# Ritaj DIP



## hitham (Apr 27, 2014)

Dears,

how is Ritaj community at DIP? is it a good place to buy or rent flat?
any has price reference for rent or buy?
how are facilities in this area?

thanks 
Hitham


----------



## plckid (Jul 25, 2013)

try Dubizzle.com


----------



## SmileyFace (Dec 22, 2010)

hitham said:


> Dears,
> 
> how is Ritaj community at DIP? is it a good place to buy or rent flat?
> any has price reference for rent or buy?
> ...


Went to have a look on the weekend. 
I hear daily on the radio that there are huge delays at Green Community roundabout 
Lots of blocks there - had a look at 2 bed (95K, 4-cheques) and 1 bed (65K).
The apartments are spacious, the area clean, plenty of Swimming pools, AlMaya SuperMarket in the 'compound'. 
Went to Green Community nearby for lunch - which looks nice and has plenty of shops.


----------



## ccr (Jun 20, 2010)

Traffic has been bad, and is getting worse every day.

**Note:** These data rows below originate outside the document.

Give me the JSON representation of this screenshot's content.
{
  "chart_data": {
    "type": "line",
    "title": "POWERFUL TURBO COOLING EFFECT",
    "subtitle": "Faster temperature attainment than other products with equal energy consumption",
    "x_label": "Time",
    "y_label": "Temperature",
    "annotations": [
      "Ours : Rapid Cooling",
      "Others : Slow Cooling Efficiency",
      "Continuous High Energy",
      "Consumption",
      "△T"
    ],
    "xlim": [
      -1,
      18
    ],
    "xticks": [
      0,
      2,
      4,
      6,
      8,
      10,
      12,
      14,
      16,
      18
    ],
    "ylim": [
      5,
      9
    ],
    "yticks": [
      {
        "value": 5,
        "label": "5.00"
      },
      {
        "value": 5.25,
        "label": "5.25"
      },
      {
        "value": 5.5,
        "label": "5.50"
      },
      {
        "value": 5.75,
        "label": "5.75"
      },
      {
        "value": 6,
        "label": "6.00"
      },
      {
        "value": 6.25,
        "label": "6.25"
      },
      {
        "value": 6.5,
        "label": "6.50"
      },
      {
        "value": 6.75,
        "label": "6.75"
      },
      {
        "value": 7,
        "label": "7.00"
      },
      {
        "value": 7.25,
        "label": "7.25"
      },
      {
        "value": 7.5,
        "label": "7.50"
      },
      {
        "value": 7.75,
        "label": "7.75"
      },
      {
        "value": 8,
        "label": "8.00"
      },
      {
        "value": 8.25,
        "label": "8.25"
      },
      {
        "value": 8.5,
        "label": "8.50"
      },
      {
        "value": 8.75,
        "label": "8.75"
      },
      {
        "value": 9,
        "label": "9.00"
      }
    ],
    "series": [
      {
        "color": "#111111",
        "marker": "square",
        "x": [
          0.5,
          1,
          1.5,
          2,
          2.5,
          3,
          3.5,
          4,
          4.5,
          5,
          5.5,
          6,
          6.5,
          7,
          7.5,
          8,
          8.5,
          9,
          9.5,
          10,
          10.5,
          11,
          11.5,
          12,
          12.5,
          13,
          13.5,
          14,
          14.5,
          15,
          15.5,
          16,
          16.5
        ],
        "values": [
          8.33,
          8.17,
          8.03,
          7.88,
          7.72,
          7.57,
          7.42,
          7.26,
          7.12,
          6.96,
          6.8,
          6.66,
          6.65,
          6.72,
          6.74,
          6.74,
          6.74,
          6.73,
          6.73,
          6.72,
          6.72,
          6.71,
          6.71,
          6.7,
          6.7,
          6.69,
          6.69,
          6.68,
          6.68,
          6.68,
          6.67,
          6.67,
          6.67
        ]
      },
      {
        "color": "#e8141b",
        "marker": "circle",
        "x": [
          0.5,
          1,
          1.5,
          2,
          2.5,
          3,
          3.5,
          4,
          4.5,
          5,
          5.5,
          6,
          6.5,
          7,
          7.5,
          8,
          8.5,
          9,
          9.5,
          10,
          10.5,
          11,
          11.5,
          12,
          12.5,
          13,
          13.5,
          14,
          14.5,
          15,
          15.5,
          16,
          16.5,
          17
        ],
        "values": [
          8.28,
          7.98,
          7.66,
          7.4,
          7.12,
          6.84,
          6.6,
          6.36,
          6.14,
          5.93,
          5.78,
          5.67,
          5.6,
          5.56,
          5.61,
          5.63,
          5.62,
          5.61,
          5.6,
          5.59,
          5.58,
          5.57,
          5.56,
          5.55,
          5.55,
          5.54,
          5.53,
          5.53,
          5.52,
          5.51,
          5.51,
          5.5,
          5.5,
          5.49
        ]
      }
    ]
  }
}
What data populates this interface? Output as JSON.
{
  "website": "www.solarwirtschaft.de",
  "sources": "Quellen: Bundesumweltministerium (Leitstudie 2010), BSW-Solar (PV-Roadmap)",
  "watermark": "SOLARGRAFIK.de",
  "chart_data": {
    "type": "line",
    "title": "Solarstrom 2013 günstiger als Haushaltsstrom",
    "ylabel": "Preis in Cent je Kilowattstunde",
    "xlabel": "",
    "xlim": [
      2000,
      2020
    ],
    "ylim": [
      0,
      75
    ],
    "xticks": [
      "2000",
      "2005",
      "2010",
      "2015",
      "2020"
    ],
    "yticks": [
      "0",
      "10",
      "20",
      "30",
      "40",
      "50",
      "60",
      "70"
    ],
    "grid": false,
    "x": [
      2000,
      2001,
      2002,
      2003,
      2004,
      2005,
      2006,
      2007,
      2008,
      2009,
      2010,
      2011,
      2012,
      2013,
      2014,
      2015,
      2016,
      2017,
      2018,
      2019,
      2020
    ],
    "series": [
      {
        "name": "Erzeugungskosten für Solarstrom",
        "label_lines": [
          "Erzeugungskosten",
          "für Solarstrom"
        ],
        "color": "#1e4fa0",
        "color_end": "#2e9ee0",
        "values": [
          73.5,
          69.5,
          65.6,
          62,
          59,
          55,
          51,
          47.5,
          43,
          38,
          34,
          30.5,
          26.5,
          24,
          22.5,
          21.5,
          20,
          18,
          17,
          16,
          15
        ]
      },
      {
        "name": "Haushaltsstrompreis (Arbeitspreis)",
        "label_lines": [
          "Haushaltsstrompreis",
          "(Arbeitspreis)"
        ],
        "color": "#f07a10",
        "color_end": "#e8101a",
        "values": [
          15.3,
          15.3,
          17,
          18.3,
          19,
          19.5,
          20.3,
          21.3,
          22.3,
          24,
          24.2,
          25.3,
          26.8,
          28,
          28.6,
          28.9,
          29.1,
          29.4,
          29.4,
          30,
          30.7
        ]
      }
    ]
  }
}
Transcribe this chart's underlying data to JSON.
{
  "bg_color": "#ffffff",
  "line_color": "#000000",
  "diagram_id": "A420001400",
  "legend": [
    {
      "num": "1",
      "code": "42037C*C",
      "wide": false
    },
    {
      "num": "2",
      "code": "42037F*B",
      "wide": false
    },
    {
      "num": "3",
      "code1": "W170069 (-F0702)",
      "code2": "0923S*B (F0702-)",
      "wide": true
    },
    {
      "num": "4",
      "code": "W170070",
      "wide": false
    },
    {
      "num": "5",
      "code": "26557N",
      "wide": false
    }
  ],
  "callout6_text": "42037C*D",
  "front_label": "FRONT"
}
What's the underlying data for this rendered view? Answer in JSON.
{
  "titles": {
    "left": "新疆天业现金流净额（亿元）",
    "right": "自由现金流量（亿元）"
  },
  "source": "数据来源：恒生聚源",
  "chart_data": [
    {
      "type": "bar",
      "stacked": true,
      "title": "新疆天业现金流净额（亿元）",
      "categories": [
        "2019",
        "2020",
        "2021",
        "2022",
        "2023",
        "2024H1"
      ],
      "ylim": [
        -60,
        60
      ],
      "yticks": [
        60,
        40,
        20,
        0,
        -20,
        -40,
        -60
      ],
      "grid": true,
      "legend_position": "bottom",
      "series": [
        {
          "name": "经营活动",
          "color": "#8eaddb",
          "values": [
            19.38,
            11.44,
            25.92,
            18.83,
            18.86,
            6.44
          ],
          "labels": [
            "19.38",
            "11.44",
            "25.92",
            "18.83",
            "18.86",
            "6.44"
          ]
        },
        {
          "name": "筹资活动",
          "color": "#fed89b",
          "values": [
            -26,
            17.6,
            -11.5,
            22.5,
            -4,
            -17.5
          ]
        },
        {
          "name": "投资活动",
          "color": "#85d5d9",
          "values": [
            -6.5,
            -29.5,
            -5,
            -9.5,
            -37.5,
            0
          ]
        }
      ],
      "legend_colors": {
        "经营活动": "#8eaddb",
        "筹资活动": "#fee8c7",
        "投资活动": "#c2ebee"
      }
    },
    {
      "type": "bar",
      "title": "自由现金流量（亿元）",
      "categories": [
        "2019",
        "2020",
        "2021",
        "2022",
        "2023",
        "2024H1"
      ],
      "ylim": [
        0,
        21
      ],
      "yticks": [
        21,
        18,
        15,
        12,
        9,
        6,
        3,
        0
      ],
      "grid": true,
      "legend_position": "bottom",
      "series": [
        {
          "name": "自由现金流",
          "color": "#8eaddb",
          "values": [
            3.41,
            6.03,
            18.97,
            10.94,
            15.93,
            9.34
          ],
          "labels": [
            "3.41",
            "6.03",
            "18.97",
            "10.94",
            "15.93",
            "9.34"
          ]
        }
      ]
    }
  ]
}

Best to avoid DIP for at least 1 year while the construction at the "Circle of Death" (HUGE oval round-about) is done. They have just started to put dirt inside it now...


----------



## hitham (Apr 27, 2014)

Thanks dears that is really help


----------



## hitham (Apr 27, 2014)

Any other inputs guys


----------



## BBmover (Jun 15, 2013)

There have been some complaints regarding building work, maintenance, leaks, sewage coming up in toilets, cockroaches, smells - from colleagues whom lived there. Not in all apartments but were quite a few problems. Also they've had cars keyed overnight, approached by men whom live nearby in the workers area and didn't feel safe at night driving out to there. Nit my own personal experience just of others.


----------



## Stevesolar (Dec 21, 2012)

Hi,
I often travel to the industrial area of DIP to visit some companies that we do business with.
It always seems to feel so far out of town and traffic is always a nightmare - as well as the strange entrance that is only half open - with the corresponding exit blocked off.
It really seems very half finished.
Cheers
Steve


----------



## hitham (Apr 27, 2014)

Does Any one live in Ritaj?


----------



## camray (Nov 2, 2014)

*Cameron*

I might be renting an apartment at ritaj. Have these problems been solved?


----------